Logo du Défi, créé par Goran

Qui a tué mon père, d’Edouard Louis

J’ai lu ce livre car il m’a été prêté par une amie qui lit volontiers de la littérature engagée et qui connait assez bien mes goûts pour me conseiller judicieusement.
J’avais entendu parler d’Edouard Louis, surtout au moment de la parution d’Eddy Bellegueule, mais je n’avais encore jamais rien lu de lui.
Ce livre autobiographique est un portrait d’homme, le père d’Edouard Louis, qui a aujourd’hui une cinquantaine d’années et ne peut plus travailler après plusieurs décennies passées à l’usine en tant qu’ouvrier.
Edouard Louis présente son père comme un homme violent, dur, injuste, qui l’a souvent maltraité mais il montre aussi ses bons côtés, les bons moments qu’ils ont parfois passés ensemble. Il évoque les sentiments ambivalents qu’il lui porte : il a longtemps fait croire à son entourage qu’il détestait son père alors qu’en réalité il l’aimait et il se demande pourquoi nous avons souvent honte d’aimer nos parents.
A la fin du livre, il accuse les différents gouvernements, de gauche et de droite, qui se sont succédés depuis vingt ans et qui n’ont eu de cesse de faire reculer les acquis sociaux et de détériorer les conditions de vie des ouvriers et des pauvres, ce qui a littéralement démoli son père physiquement, au point qu’il risque de mourir à tout instant d’un arrêt cardiaque ou respiratoire.
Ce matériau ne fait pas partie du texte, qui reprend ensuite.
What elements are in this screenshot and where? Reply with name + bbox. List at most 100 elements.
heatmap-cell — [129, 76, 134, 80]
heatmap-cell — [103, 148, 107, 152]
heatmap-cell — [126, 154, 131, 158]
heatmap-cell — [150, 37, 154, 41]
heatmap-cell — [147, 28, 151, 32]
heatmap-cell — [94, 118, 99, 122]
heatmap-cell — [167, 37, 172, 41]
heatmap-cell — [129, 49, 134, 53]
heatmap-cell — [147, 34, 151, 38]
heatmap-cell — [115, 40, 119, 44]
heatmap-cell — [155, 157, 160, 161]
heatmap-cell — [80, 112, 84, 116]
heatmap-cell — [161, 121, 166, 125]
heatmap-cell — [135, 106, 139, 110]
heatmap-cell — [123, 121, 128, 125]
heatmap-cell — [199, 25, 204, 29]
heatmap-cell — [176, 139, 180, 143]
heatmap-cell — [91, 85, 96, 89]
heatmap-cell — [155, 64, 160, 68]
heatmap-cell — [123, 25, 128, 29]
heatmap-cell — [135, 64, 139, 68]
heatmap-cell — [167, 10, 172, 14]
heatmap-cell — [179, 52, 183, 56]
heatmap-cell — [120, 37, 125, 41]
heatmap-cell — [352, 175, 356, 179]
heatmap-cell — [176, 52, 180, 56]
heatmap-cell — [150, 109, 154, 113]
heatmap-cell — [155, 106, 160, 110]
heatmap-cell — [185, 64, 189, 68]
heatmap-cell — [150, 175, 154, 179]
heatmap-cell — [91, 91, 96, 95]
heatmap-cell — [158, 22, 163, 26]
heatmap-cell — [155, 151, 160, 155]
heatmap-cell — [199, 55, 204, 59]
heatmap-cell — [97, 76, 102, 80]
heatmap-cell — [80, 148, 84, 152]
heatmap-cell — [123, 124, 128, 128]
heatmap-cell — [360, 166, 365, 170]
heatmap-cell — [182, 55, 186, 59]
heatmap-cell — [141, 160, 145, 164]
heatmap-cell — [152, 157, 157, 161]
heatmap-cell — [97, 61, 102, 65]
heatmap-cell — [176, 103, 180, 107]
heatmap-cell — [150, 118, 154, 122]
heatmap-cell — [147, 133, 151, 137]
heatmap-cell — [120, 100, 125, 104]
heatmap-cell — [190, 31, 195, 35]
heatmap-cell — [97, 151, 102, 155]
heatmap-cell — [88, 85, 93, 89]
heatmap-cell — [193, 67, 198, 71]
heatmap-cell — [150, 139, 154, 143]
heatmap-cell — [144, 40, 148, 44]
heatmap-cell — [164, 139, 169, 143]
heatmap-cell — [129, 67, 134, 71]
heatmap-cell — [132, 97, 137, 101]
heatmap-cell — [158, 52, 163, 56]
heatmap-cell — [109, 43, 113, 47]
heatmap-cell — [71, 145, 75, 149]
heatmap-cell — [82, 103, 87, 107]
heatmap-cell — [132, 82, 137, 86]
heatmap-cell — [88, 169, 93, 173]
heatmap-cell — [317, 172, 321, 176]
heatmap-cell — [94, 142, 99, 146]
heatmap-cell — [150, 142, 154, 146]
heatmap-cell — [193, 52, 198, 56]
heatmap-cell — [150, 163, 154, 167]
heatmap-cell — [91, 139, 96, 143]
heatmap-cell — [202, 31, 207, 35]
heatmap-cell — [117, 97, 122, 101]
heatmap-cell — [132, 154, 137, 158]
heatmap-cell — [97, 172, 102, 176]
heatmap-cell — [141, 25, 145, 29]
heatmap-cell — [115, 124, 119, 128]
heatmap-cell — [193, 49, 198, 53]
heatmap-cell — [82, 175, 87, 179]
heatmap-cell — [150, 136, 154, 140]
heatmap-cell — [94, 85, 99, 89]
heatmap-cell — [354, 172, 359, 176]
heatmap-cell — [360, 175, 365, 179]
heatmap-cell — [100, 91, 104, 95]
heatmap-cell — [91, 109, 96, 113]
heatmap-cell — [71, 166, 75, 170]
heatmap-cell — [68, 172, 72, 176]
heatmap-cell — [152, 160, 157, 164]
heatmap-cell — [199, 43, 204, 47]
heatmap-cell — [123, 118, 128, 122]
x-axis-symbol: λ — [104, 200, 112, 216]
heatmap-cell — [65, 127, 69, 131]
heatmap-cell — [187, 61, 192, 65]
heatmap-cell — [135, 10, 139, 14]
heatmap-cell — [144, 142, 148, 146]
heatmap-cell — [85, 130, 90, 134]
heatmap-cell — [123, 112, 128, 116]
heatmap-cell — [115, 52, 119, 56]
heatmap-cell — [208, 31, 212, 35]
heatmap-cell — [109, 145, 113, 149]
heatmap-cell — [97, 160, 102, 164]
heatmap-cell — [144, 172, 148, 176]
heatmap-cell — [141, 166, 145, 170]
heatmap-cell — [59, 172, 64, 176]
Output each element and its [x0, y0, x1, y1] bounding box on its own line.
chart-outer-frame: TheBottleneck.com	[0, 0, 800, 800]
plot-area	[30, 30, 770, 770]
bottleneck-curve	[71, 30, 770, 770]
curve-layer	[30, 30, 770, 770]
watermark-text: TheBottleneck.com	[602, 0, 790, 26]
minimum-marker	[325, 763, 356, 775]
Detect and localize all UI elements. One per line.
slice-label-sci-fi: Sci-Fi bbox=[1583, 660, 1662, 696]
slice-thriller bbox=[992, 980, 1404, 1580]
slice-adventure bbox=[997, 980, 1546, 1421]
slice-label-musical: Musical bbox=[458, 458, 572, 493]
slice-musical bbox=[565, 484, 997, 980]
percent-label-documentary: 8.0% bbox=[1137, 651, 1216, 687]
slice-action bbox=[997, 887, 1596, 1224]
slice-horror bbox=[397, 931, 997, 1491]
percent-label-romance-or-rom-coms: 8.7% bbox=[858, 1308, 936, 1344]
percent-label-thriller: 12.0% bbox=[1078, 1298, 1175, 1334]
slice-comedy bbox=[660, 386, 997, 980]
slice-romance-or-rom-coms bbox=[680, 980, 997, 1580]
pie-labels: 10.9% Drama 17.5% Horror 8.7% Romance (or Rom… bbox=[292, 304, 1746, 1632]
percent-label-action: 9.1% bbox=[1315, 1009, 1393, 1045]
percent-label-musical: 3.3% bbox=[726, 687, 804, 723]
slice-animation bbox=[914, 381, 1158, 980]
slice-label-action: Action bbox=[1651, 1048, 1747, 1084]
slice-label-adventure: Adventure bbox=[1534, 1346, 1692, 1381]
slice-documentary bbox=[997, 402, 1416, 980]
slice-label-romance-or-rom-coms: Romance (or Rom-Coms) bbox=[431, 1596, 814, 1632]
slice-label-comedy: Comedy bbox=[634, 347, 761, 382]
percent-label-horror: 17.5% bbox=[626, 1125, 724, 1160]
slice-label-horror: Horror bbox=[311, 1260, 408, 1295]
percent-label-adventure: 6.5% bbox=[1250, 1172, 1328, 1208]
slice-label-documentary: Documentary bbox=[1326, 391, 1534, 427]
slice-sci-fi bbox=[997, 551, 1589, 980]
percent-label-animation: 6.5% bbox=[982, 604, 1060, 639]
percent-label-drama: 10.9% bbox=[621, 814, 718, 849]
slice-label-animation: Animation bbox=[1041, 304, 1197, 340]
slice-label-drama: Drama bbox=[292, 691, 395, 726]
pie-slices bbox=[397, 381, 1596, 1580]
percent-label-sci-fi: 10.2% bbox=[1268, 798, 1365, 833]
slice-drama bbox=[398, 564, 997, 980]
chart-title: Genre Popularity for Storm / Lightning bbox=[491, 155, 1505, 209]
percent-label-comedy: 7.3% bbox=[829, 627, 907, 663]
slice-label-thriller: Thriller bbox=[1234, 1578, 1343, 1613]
Mon avis : C’est un livre assez fort, qui ne recule pas devant certains clichés (une certaine vision de la classe ouvrière, brutale, grossière, homophobe et partisane de l’extrême-droite) mais qui a l’avantage de s’exprimer avec une franche indignation et un souci de réalisme indéniable. On retrouve les préoccupations sociologiques et politiques qui caractérisent certaines autofictions en vogue ces derniers temps dans la littérature. J’ai trouvé par exemple une certaine parenté avec La Place d’Annie Ernaux, qui parlait aussi de son père ouvrier.
La volonté de dénoncer les hommes politiques, nommément cités, dans un ouvrage littéraire, est originale et participe toujours du même souci d’ancrer cet homme dans un contexte historique bien précis et de nous le montrer non seulement comme un père violent et abusif, mais surtout comme une victime que la société à broyée.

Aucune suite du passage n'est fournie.